During the first weekend of February break, I attended the annual meeting of the American Association for the Advancement of Science. My press badge allowed me to rub elbows with several up-and-comers in the world of scientific research, and most of the attendees I talked to were just as inquisitive about my life as a “science writer” as I was about their lives as “scientists”.
Everything was about as professional as I’d expected it to be until the guys from Argonne National Laboratory asked for a swab of my feet.

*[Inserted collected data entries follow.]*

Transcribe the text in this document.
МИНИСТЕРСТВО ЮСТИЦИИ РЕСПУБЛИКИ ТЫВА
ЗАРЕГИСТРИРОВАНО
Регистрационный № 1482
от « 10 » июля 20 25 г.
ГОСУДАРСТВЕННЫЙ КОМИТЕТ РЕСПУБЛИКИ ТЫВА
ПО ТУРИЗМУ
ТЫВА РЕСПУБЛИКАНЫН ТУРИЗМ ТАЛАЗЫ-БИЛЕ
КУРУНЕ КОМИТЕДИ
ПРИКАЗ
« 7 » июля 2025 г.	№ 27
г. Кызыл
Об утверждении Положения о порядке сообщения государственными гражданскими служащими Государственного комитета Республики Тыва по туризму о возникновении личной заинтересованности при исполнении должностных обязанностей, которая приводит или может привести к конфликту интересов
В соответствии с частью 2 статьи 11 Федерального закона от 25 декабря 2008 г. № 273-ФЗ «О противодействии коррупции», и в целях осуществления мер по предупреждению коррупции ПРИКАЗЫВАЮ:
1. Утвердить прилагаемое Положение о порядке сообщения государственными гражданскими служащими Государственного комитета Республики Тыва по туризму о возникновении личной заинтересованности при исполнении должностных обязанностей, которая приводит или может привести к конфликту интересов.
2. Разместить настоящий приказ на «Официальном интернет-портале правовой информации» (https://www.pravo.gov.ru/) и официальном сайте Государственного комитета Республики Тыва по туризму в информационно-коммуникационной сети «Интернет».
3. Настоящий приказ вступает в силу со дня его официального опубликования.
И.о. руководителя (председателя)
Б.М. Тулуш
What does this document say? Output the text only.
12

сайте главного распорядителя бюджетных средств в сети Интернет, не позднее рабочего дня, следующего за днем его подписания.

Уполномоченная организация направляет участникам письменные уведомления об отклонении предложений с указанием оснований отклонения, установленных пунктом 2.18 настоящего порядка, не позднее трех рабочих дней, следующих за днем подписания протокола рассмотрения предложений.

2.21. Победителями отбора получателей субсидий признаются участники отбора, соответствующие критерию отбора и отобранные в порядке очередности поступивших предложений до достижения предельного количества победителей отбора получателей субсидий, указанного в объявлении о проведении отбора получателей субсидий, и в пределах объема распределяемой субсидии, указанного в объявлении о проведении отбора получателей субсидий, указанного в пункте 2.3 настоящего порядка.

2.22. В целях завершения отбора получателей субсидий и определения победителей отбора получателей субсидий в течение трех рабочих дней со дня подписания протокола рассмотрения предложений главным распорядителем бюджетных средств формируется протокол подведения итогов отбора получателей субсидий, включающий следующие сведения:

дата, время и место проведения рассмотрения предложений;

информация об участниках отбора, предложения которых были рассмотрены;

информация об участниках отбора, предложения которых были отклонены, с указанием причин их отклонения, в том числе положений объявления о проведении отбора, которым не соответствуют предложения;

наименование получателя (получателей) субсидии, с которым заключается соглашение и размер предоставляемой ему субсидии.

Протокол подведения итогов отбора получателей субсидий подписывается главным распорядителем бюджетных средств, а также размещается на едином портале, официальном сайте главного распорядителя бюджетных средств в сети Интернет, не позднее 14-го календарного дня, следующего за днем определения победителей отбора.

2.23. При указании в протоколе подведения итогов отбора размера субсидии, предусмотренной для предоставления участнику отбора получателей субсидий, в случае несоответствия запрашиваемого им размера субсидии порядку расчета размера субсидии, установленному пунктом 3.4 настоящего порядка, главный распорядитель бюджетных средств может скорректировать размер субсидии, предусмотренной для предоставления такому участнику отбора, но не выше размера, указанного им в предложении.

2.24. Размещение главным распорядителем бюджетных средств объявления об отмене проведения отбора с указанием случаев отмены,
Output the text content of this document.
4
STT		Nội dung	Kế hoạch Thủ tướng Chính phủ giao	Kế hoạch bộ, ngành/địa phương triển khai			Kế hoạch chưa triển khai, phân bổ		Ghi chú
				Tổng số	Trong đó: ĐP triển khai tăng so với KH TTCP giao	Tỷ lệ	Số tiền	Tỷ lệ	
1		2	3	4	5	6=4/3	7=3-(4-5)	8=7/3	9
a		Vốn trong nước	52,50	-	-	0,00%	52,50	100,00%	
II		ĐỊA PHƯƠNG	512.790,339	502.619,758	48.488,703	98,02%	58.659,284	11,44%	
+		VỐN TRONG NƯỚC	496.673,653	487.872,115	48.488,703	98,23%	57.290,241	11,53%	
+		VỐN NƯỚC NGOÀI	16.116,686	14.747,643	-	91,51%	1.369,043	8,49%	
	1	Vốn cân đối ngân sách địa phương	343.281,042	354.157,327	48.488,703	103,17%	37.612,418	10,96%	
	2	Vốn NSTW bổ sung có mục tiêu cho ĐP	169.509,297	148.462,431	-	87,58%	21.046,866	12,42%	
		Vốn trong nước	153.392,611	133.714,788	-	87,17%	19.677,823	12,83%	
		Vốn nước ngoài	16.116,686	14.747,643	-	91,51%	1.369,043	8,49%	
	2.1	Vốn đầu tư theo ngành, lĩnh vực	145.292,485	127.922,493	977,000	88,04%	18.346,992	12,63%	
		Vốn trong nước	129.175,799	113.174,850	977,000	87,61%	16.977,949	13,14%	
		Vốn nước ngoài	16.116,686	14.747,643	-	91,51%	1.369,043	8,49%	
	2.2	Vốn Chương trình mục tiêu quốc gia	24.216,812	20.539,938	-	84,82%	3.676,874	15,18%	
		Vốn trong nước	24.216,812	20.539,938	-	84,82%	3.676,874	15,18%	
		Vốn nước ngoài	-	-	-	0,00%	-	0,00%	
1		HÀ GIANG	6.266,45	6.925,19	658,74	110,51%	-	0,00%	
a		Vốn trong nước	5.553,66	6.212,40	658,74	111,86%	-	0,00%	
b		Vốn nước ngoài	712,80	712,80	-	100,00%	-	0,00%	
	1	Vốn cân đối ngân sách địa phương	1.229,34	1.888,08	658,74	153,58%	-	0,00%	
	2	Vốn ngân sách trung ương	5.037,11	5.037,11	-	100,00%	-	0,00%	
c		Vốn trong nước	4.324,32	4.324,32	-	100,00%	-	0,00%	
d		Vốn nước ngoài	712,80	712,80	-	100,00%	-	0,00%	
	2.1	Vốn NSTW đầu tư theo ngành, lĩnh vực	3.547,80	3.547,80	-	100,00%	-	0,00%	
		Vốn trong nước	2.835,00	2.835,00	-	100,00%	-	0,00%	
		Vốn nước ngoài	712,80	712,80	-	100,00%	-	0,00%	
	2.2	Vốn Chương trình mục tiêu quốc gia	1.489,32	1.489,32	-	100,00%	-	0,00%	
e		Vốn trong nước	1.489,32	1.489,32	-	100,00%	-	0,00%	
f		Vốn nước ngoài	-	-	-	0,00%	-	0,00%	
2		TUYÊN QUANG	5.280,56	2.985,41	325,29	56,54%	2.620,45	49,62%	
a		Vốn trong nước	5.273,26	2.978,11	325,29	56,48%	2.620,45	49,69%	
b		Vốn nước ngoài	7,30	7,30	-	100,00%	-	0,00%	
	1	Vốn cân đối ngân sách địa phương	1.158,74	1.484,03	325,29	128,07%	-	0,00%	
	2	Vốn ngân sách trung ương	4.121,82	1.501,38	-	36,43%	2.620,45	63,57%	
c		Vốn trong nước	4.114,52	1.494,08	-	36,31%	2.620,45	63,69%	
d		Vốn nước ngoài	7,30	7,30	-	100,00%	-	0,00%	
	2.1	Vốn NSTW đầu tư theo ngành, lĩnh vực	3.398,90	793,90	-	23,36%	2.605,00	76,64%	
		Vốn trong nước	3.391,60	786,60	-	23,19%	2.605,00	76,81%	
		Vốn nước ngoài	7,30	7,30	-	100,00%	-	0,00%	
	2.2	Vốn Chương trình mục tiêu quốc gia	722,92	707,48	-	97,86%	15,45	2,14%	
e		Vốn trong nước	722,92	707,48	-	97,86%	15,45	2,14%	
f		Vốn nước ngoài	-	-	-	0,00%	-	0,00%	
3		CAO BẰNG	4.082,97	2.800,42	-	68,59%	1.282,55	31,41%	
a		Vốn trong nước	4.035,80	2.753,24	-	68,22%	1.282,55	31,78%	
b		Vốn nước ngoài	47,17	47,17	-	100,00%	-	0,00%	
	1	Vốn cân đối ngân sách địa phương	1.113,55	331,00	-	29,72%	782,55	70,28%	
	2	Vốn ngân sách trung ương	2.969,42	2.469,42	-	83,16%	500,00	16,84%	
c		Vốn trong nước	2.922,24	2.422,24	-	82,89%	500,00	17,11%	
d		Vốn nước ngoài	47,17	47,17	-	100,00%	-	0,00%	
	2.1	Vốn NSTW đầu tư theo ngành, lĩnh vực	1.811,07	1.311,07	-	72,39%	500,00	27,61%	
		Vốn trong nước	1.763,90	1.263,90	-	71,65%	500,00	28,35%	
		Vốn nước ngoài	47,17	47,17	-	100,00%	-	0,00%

More specifically, they handed out plastic baggies full of sample tubes and sterile q-tips, and they asked a room full of reporters to dirty them up using their shoes and cell phones.
This foot-rubbing occurred at the press briefing for the Home Microbiome Study, an effort spearheaded by Daniel Smith, a postdoc in the Computing and Environmental Life Sciences center at Argonne. Running out of the prestigious national lab in Chicago, Smith is trying to figure out how stable the colonies of micro-organisms that live on us are.
90% of your body is technically bacteria. Don’t be freaked out by the high number. Neigh, bask in the knowledge that you carry independent and thriving civilizations upon your shoulders (and toes, and eyelashes, and tongue, etc) every day.
Recently some groups like the Earth Microbiome Project have begun to examine just how many different micro-organisms live on our planet. This project intends to analyze the genomes of as many organisms as possible in order to catalogue them. The Home Microbiome Study has a smaller, but perhaps more relevant, focus.
This year, a number of families who are moving into new houses in the Chicago area will be part of a fascinating study. Smith and his colleagues will take samples to observe what kind of micro-organisms live on them currently, and they’ll then see how these colonies interact with the colonies living in the new houses.
In other words: When you turn on the same light switch every morning, are the micro-organisms living on that light switch colonizing your fingers? Or are the micro-organisms on your fingers colonizing that light switch? An interesting question, and one that’s never really been asked before. Sort of a chicken vs egg situation, in my opinion.
My feet? Covered with bacteria, as well they should be. Interestingly enough, my shoes have more in common with other people’s shoes than they do with my cell phone. The data is interesting, and presented in really pretty colors, so I’m excited to see what else the project comes out with.